From Law School to Nike's Chief Legal Office: Ann Miller's Journey of Growth and Wisdom

Nov. 2, 2023
Ann Miller

Photo by NIKE, Inc.

Before her time as a student at University of Arizona Law Ann Miller (’99) was apprehensive— and quite frankly scared—of the idea of law school. She imagined her time would be spent in a grueling, endless slog of research and dissertations but once she started, she realized that showing up was half the battle. 

“Leaning in, being diligent and deliberate, controlling what I could—these are the ‘soft’ skills that no one can teach you but are required to do well,” says Miller, who currently serves as Executive Vice President (EVP) and Chief Legal Officer at NIKE, Inc. 

Now, with more than 20 years of corporate governance, capital markets, mergers & acquisitions and securities law expertise, Miller’s career began as a corporate lawyer at the law firms of Paul Hastings and Sullivan & Cromwell, before serving as General Counsel at Converse—a Nike brand.

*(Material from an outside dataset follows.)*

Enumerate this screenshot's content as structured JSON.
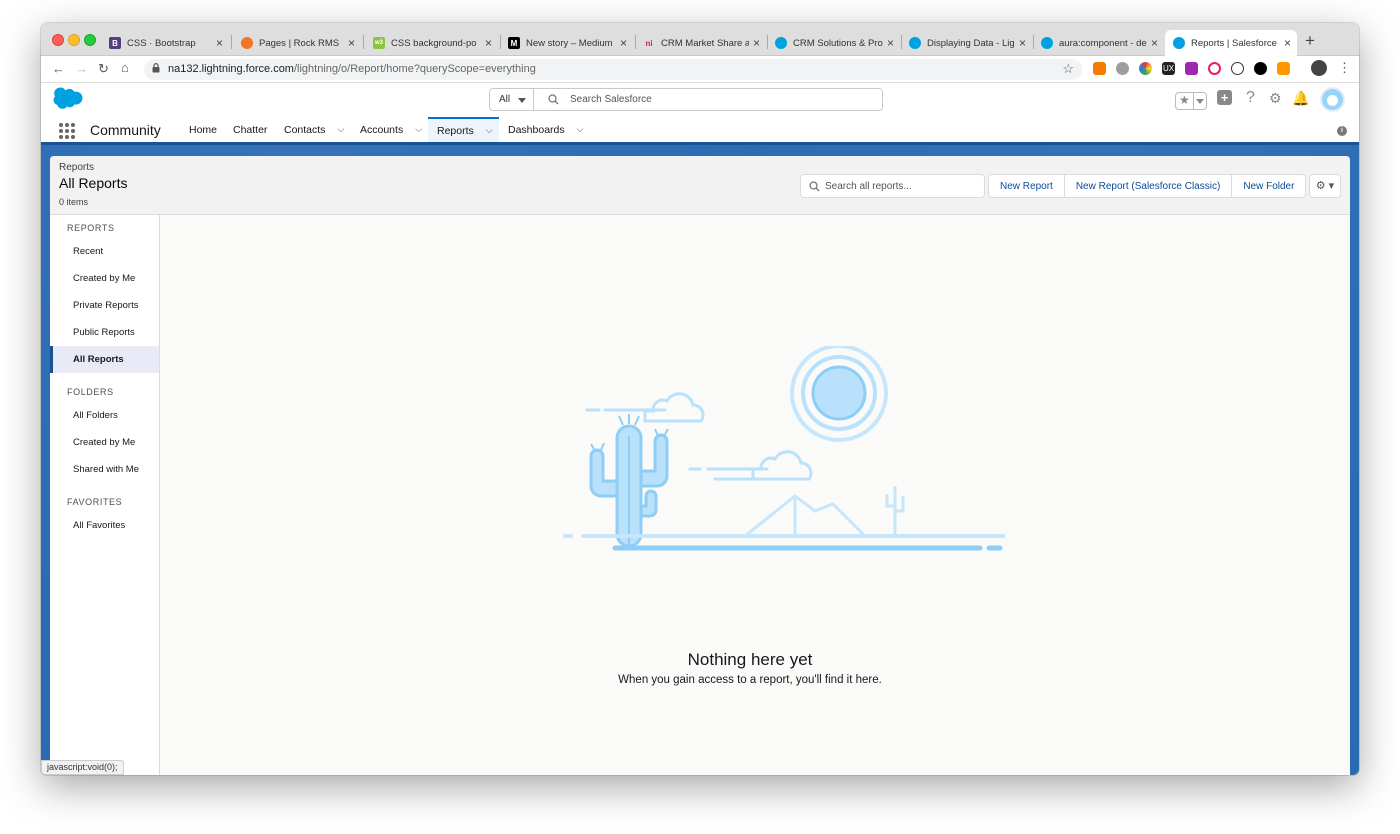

Prior to taking over as EVP and Chief Legal Officer, she served in a variety of roles at Nike including as Vice President, Corporate Secretary and Chief Ethics & Compliance Officer. 

“My path was not linear and it’s unlikely yours will be either,” says Miller. “You’ve got to be willing to try new things and push yourself out of your comfort zone.”  

University of Arizona Law taught her to be an active thinker, be endlessly curious and open to learning new things. Challenging her and prompting deeper thinking without always reconciling or answering the questions for her. 

“All of these teachings have served me well as I am often dealing with issues that have no simple solution, where innovative and creative thinking are at a premium and really listening is critical to solving challenging situations,” says Miller.  

As a law student, Miller served on Arizona Law Review, was a member of the Order of the Coif and fondly remembers her time in Dean Emerita Toni Massaro’s Civil Procedure and Constitutional Law class. 

“Dean Massaro communicated ideas with clarity and depth, delivered with a wicked sense of humor and always in a thoughtful manner,” says Miller. “Not only did she teach me the fundamentals of law, but also how to touch the heart to teach the mind.”  

If given the chance to do anything different during her time at University of Arizona Law, Miller says she would be more deliberate in selecting courses that would help her develop a stronger idea around her post-graduation path and to be more comfortable with not knowing it all. 

“In the real world, you’re expected to try and find answers on your own, however, no one wants to see anyone struggle. I would have saved myself countless hours and alleviated a lot of stress had I embraced reaching out for help,” she says. 

Miller says that although future lawyers will need to constantly refine their digital literacy to be able to communicate and collaborate with your business and clients, the fundamentals should continue to be a focus throughout their legal career. 

“In today’s world, technology is rapidly changing how we approach every aspect of business—legal included. And though the tools are radically different from even two years ago, the fundamentals are still there. You’ve got to be a lifelong learner, a true communicator and approach all things with an increased level of emotional intelligence.”